En outre, l'organisation pédagogique et structurelle ainsi que la carte des formations actuelles ne prennent pas suffisamment en compte les mutations économiques ni les défis des territoires : ils ne s'adaptent pas assez aux profils des élèves et à leurs trajectoires. Avec de très grandes disparités selon les établissements, les formations dans les lycées professionnels peuvent être souvent insuffisamment tournées vers les deux voies de la réussite des élèves, à savoir l'insertion ou la poursuite d'étude. Je tiens à souligner l'existence de grandes disparités, car nous connaissons tous des lycées qui ont, d'ores et déjà, ouvert nombre des chantiers que nous mènerons avec cette réforme.

Il est donc nécessaire d'interroger la cohérence des diplômes avec les métiers de demain et donc de repenser la carte des formations. Il est également indispensable de mieux rapprocher l'école de l'entreprise dans la voie professionnelle et de faciliter la poursuite d'études quand cela est nécessaire.

Nous nous sommes assigné trois objectifs clairs pour réussir cette réforme, que j'ai déjà eu l'occasion de présenter devant le Parlement, et que nous préparons avec l'ensemble des acteurs concernés.

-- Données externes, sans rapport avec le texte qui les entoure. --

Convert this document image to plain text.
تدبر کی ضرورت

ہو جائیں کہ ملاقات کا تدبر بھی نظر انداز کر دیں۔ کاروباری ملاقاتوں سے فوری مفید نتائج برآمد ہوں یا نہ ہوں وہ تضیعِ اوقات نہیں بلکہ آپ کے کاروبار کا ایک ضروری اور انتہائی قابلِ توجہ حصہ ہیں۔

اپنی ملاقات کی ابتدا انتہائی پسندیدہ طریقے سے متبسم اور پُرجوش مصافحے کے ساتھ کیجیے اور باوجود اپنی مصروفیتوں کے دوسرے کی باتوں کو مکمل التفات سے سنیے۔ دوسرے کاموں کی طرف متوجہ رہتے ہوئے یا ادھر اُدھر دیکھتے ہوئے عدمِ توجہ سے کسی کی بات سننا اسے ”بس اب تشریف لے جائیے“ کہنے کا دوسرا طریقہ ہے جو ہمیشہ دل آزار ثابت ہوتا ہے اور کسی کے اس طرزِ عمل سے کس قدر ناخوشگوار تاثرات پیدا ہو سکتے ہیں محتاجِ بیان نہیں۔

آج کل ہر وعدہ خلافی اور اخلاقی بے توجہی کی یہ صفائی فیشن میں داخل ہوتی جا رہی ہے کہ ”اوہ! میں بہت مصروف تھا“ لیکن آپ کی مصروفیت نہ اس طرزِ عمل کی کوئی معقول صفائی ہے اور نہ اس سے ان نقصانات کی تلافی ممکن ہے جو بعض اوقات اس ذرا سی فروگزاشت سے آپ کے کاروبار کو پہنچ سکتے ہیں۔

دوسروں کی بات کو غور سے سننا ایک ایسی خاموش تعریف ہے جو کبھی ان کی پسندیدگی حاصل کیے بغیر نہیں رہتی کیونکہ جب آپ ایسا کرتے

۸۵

Le premier est de réduire le nombre de décrocheurs. Nous souhaitons prévenir et éviter cette fuite des élèves qui ne trouvent pas leur place en lycée professionnel et qui ne parviennent pas à percevoir toutes les possibilités qui s'offrent à eux. Entendons-nous bien : personne n'accuse les lycées professionnels d'être la cause unique du décrochage de ces élèves. Ils en sont souvent le réceptacle, héritant de difficultés liées aux fragilités personnelles des élèves, au manque de souplesse des parcours de formation et aux orientations trop souvent subies. Il nous appartient dès lors de trouver des réponses et de bâtir ensemble une organisation nouvelle, plus souple, qui permette d'assurer collectivement plus de prévention et d'accompagnement, plus de motivation, plus de sens et d'engagement des jeunes dans leurs parcours.

Le deuxième objectif est de faire progresser significativement le taux d'insertion dans l'emploi. Le bac professionnel et a fortiori le CAP doivent tenir leur promesse républicaine d'insertion dans l'emploi, qui est la raison d'être de ces diplômes. Cette insertion inscrite dans l'ADN de ces diplômes de la voie professionnelle est le gage de leur légitimité que je souhaite renforcer.

Le troisième objectif est de sécuriser la poursuite d'études. Lorsqu'ils ont ce projet et que le métier le requiert, nos jeunes doivent être mieux préparés aux méthodes et aux attendus des études supérieures, notamment ceux des BTS. C'est par ces trois leviers que nous transformerons l'image que tous se forment du lycée professionnel. Surtout, nous en ferons des chemins de développement personnel et professionnel.

Je veux à présent esquisser les premières pistes pour atteindre ces trois objectifs et réformer le lycée professionnel afin d'en faire une voie de réussite. Nous investirons dans les lycées professionnels comme jamais cela n'a été fait auparavant, en travaillant sur de nombreux leviers.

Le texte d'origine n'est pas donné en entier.